The military and public safety professions vary widely among differing jurisdictions as to what is available in terms of therapy. Military members in western nations typically are covered to some extent by their respective military health services, or by governmental departments dedicated to providing services to veterans, such as Veterans Affairs Canada or the United States Department of Veterans Affairs. Police, firefighters, paramedics, and other related professions will each have differing health care arrangements and benefits depending on the health services an insurance arrangements in their respective country, state, province, territory, or municipality.

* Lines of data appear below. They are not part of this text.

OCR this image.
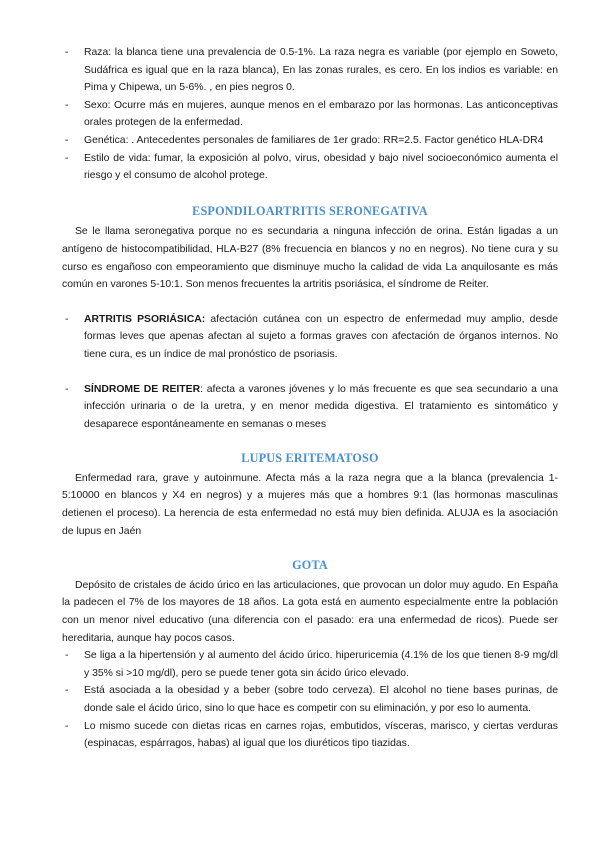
- Raza: la blanca tiene una prevalencia de 0.5-1%. La raza negra es variable (por ejemplo en Soweto, Sudáfrica es igual que en la raza blanca), En las zonas rurales, es cero. En los indios es variable: en Pima y Chipewa, un 5-6%. , en pies negros 0.
- Sexo: Ocurre más en mujeres, aunque menos en el embarazo por las hormonas. Las anticonceptivas orales protegen de la enfermedad.
- Genética: . Antecedentes personales de familiares de 1er grado: RR=2.5. Factor genético HLA-DR4
- Estilo de vida: fumar, la exposición al polvo, virus, obesidad y bajo nivel socioeconómico aumenta el riesgo y el consumo de alcohol protege.
ESPONDILOARTRITIS SERONEGATIVA

Se le llama seronegativa porque no es secundaria a ninguna infección de orina. Están ligadas a un antígeno de histocompatibilidad, HLA-B27 (8% frecuencia en blancos y no en negros). No tiene cura y su curso es engañoso con empeoramiento que disminuye mucho la calidad de vida La anquilosante es más común en varones 5-10:1. Son menos frecuentes la artritis psoriásica, el síndrome de Reiter.

- ARTRITIS PSORIÁSICA: afectación cutánea con un espectro de enfermedad muy amplio, desde formas leves que apenas afectan al sujeto a formas graves con afectación de órganos internos. No tiene cura, es un índice de mal pronóstico de psoriasis.
- SÍNDROME DE REITER: afecta a varones jóvenes y lo más frecuente es que sea secundario a una infección urinaria o de la uretra, y en menor medida digestiva. El tratamiento es sintomático y desaparece espontáneamente en semanas o meses
LUPUS ERITEMATOSO

Enfermedad rara, grave y autoinmune. Afecta más a la raza negra que a la blanca (prevalencia 1-5:10000 en blancos y X4 en negros) y a mujeres más que a hombres 9:1 (las hormonas masculinas detienen el proceso). La herencia de esta enfermedad no está muy bien definida. ALUJA es la asociación de lupus en Jaén

GOTA

Depósito de cristales de ácido úrico en las articulaciones, que provocan un dolor muy agudo. En España la padecen el 7% de los mayores de 18 años. La gota está en aumento especialmente entre la población con un menor nivel educativo (una diferencia con el pasado: era una enfermedad de ricos). Puede ser hereditaria, aunque hay pocos casos.

- Se liga a la hipertensión y al aumento del ácido úrico. hiperuricemia (4.1% de los que tienen 8-9 mg/dl y 35% si >10 mg/dl), pero se puede tener gota sin ácido úrico elevado.
- Está asociada a la obesidad y a beber (sobre todo cerveza). El alcohol no tiene bases purinas, de donde sale el ácido úrico, sino lo que hace es competir con su eliminación, y por eso lo aumenta.
- Lo mismo sucede con dietas ricas en carnes rojas, embutidos, vísceras, marisco, y ciertas verduras (espinacas, espárragos, habas) al igual que los diuréticos tipo tiazidas.
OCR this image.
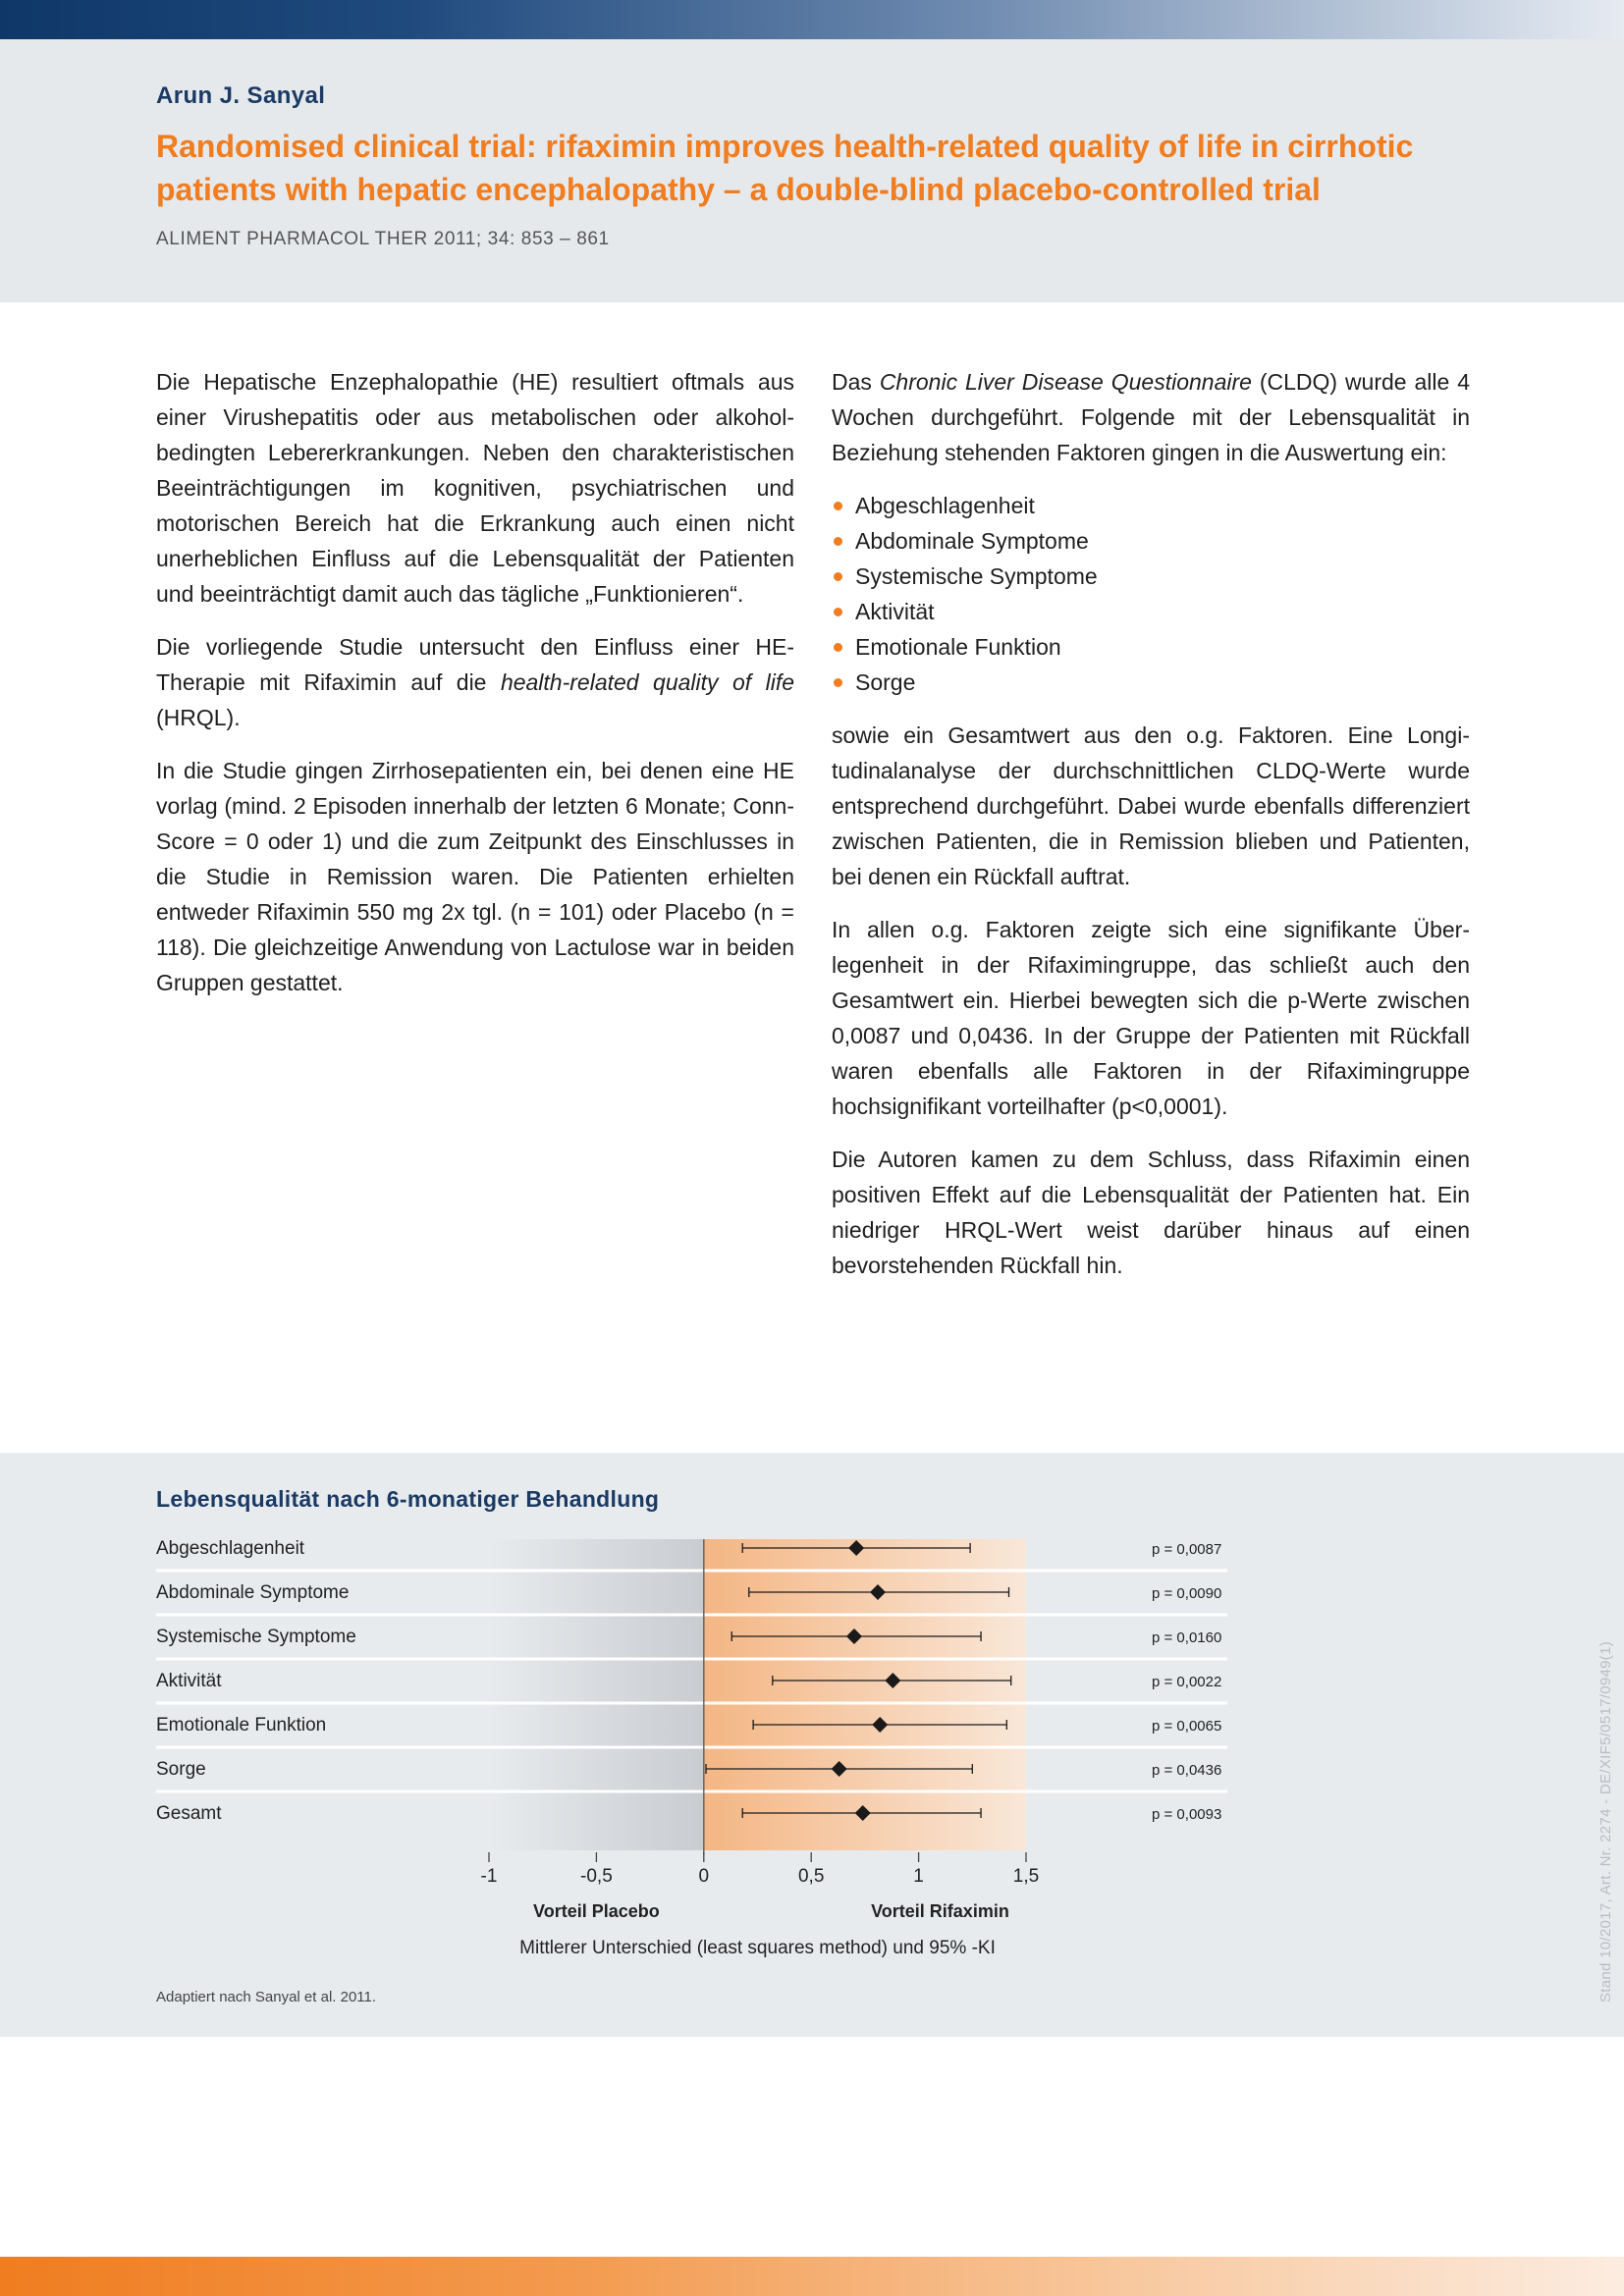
Arun J. Sanyal
Randomised clinical trial: rifaximin improves health-related quality of life in cirrhotic patients with hepatic encephalopathy – a double-blind placebo-controlled trial
ALIMENT PHARMACOL THER 2011; 34: 853 – 861

Die Hepatische Enzephalopathie (HE) resultiert oftmals aus einer Virushepatitis oder aus metabolischen oder alkoholbedingten Lebererkrankungen. Neben den charakteristischen Beeinträchtigungen im kognitiven, psychiatrischen und motorischen Bereich hat die Erkrankung auch einen nicht unerheblichen Einfluss auf die Lebensqualität der Patienten und beeinträchtigt damit auch das tägliche „Funktionieren“.

Die vorliegende Studie untersucht den Einfluss einer HE-Therapie mit Rifaximin auf die health-related quality of life (HRQL).

In die Studie gingen Zirrhosepatienten ein, bei denen eine HE vorlag (mind. 2 Episoden innerhalb der letzten 6 Monate; Conn-Score = 0 oder 1) und die zum Zeitpunkt des Einschlusses in die Studie in Remission waren. Die Patienten erhielten entweder Rifaximin 550 mg 2x tgl. (n = 101) oder Placebo (n = 118). Die gleichzeitige Anwendung von Lactulose war in beiden Gruppen gestattet.

Das Chronic Liver Disease Questionnaire (CLDQ) wurde alle 4 Wochen durchgeführt. Folgende mit der Lebensqualität in Beziehung stehenden Faktoren gingen in die Auswertung ein:

Abgeschlagenheit
Abdominale Symptome
Systemische Symptome
Aktivität
Emotionale Funktion
Sorge

sowie ein Gesamtwert aus den o.g. Faktoren. Eine Longitudinalanalyse der durchschnittlichen CLDQ-Werte wurde entsprechend durchgeführt. Dabei wurde ebenfalls differenziert zwischen Patienten, die in Remission blieben und Patienten, bei denen ein Rückfall auftrat.

In allen o.g. Faktoren zeigte sich eine signifikante Überlegenheit in der Rifaximingruppe, das schließt auch den Gesamtwert ein. Hierbei bewegten sich die p-Werte zwischen 0,0087 und 0,0436. In der Gruppe der Patienten mit Rückfall waren ebenfalls alle Faktoren in der Rifaximingruppe hochsignifikant vorteilhafter (p<0,0001).

Die Autoren kamen zu dem Schluss, dass Rifaximin einen positiven Effekt auf die Lebensqualität der Patienten hat. Ein niedriger HRQL-Wert weist darüber hinaus auf einen bevorstehenden Rückfall hin.

Lebensqualität nach 6-monatiger Behandlung
Abgeschlagenheit	p = 0,0087
Abdominale Symptome	p = 0,0090
Systemische Symptome	p = 0,0160
Aktivität	p = 0,0022
Emotionale Funktion	p = 0,0065
Sorge	p = 0,0436
Gesamt	p = 0,0093
-1	-0,5	0	0,5	1	1,5
Vorteil Placebo	Vorteil Rifaximin
Mittlerer Unterschied (least squares method) und 95% -KI
Adaptiert nach Sanyal et al. 2011.	Stand 10/2017, Art. Nr. 2274 - DE/XIF5/0517/0949(1)
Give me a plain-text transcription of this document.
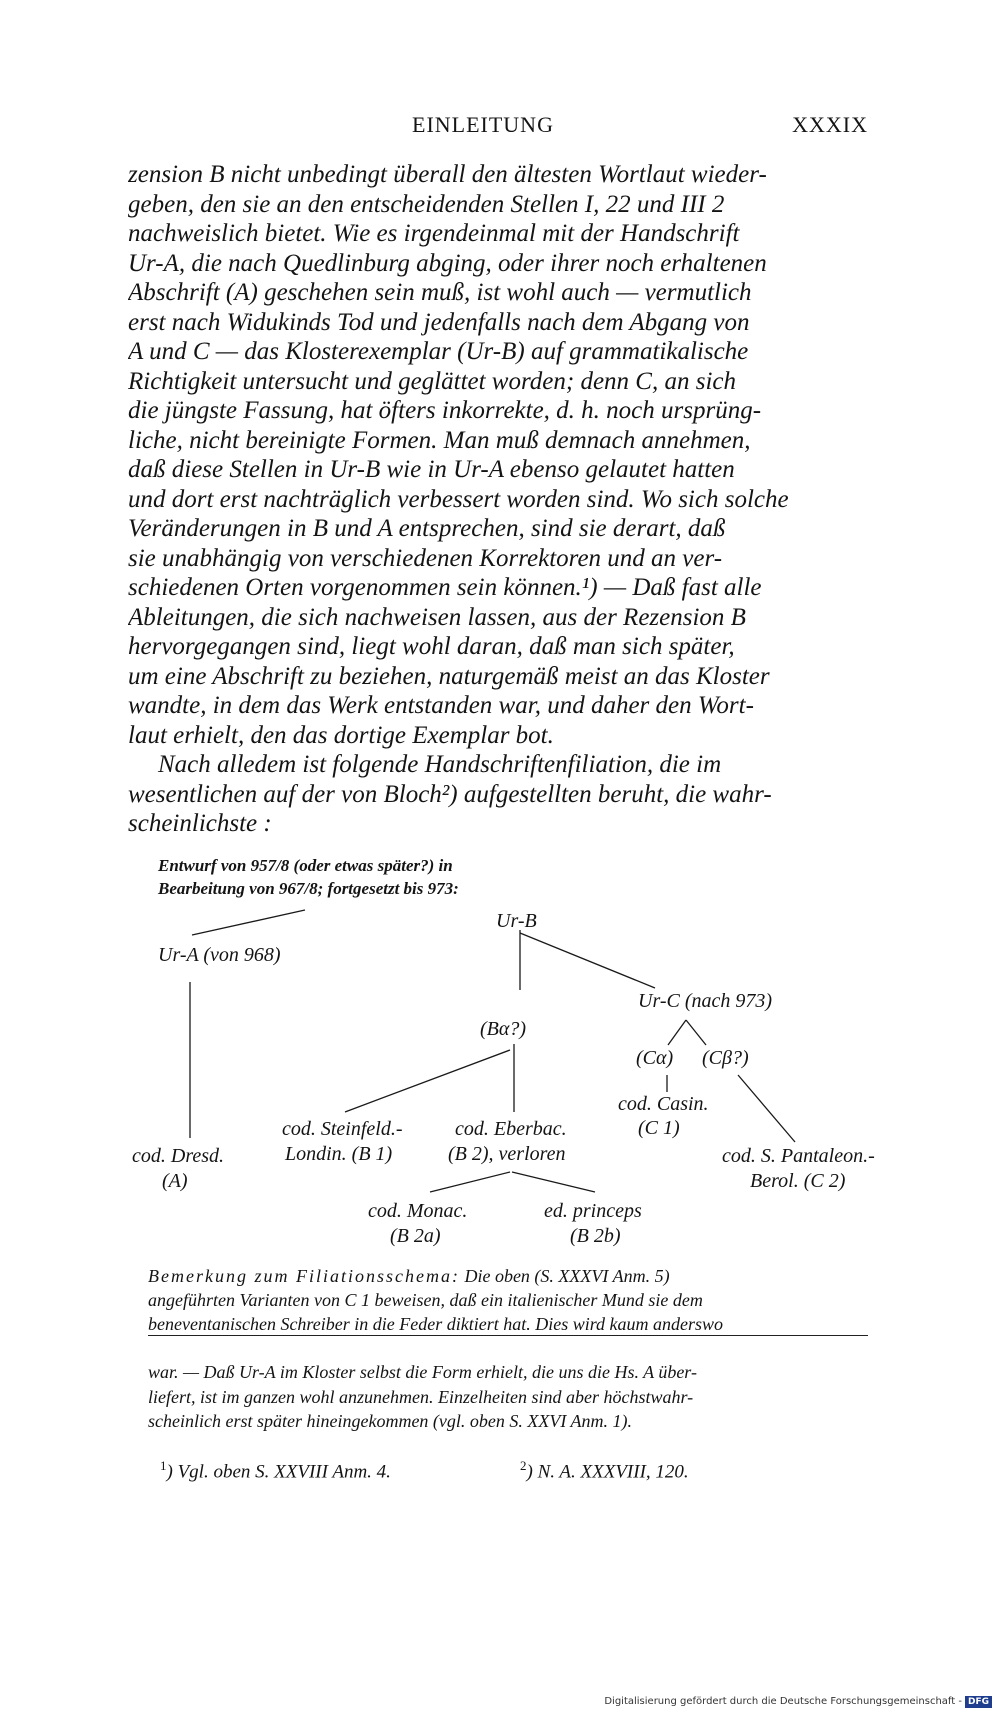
EINLEITUNG	XXXIX
zension B nicht unbedingt überall den ältesten Wortlaut wieder-
geben, den sie an den entscheidenden Stellen I, 22 und III 2
nachweislich bietet. Wie es irgendeinmal mit der Handschrift
Ur-A, die nach Quedlinburg abging, oder ihrer noch erhaltenen
Abschrift (A) geschehen sein muß, ist wohl auch — vermutlich
erst nach Widukinds Tod und jedenfalls nach dem Abgang von
A und C — das Klosterexemplar (Ur-B) auf grammatikalische
Richtigkeit untersucht und geglättet worden; denn C, an sich
die jüngste Fassung, hat öfters inkorrekte, d. h. noch ursprüng-
liche, nicht bereinigte Formen. Man muß demnach annehmen,
daß diese Stellen in Ur-B wie in Ur-A ebenso gelautet hatten
und dort erst nachträglich verbessert worden sind. Wo sich solche
Veränderungen in B und A entsprechen, sind sie derart, daß
sie unabhängig von verschiedenen Korrektoren und an ver-
schiedenen Orten vorgenommen sein können.¹) — Daß fast alle
Ableitungen, die sich nachweisen lassen, aus der Rezension B
hervorgegangen sind, liegt wohl daran, daß man sich später,
um eine Abschrift zu beziehen, naturgemäß meist an das Kloster
wandte, in dem das Werk entstanden war, und daher den Wort-
laut erhielt, den das dortige Exemplar bot.
Nach alledem ist folgende Handschriftenfiliation, die im
wesentlichen auf der von Bloch²) aufgestellten beruht, die wahr-
scheinlichste :
Entwurf von 957/8 (oder etwas später?) in
Bearbeitung von 967/8; fortgesetzt bis 973:
Ur-B
Ur-A (von 968)
Ur-C (nach 973)
(Bα?)
(Cα) (Cβ?)
cod. Casin.
(C 1)
cod. Steinfeld.-
Londin. (B 1)
cod. Eberbac.
(B 2), verloren
cod. Dresd.
(A)
cod. S. Pantaleon.-
Berol. (C 2)
cod. Monac.
(B 2a)
ed. princeps
(B 2b)
Bemerkung zum Filiationsschema: Die oben (S. XXXVI Anm. 5)
angeführten Varianten von C 1 beweisen, daß ein italienischer Mund sie dem
beneventanischen Schreiber in die Feder diktiert hat. Dies wird kaum anderswo
war. — Daß Ur-A im Kloster selbst die Form erhielt, die uns die Hs. A über-
liefert, ist im ganzen wohl anzunehmen. Einzelheiten sind aber höchstwahr-
scheinlich erst später hineingekommen (vgl. oben S. XXVI Anm. 1).
$^1$) Vgl. oben S. XXVIII Anm. 4.	$^2$) N. A. XXXVIII, 120.
Digitalisierung gefördert durch die Deutsche Forschungsgemeinschaft - DFG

In addition to formal healthcare settings, numerous grassroots or state-funded peer support organizations have emerged. Many of these organizations help affected veterans or first responders to connect with each other in physical or virtual peer support settings. Increasingly these organizations have played a role in crisis intervention, suicide prevention, and ongoing support. While informal peer support efforts do not substitute for proper clinical care, they help some affected personnel to begin accepting that they are suffering from traumatic or other stress linked to their occupations, and to begin accessing clinical resources.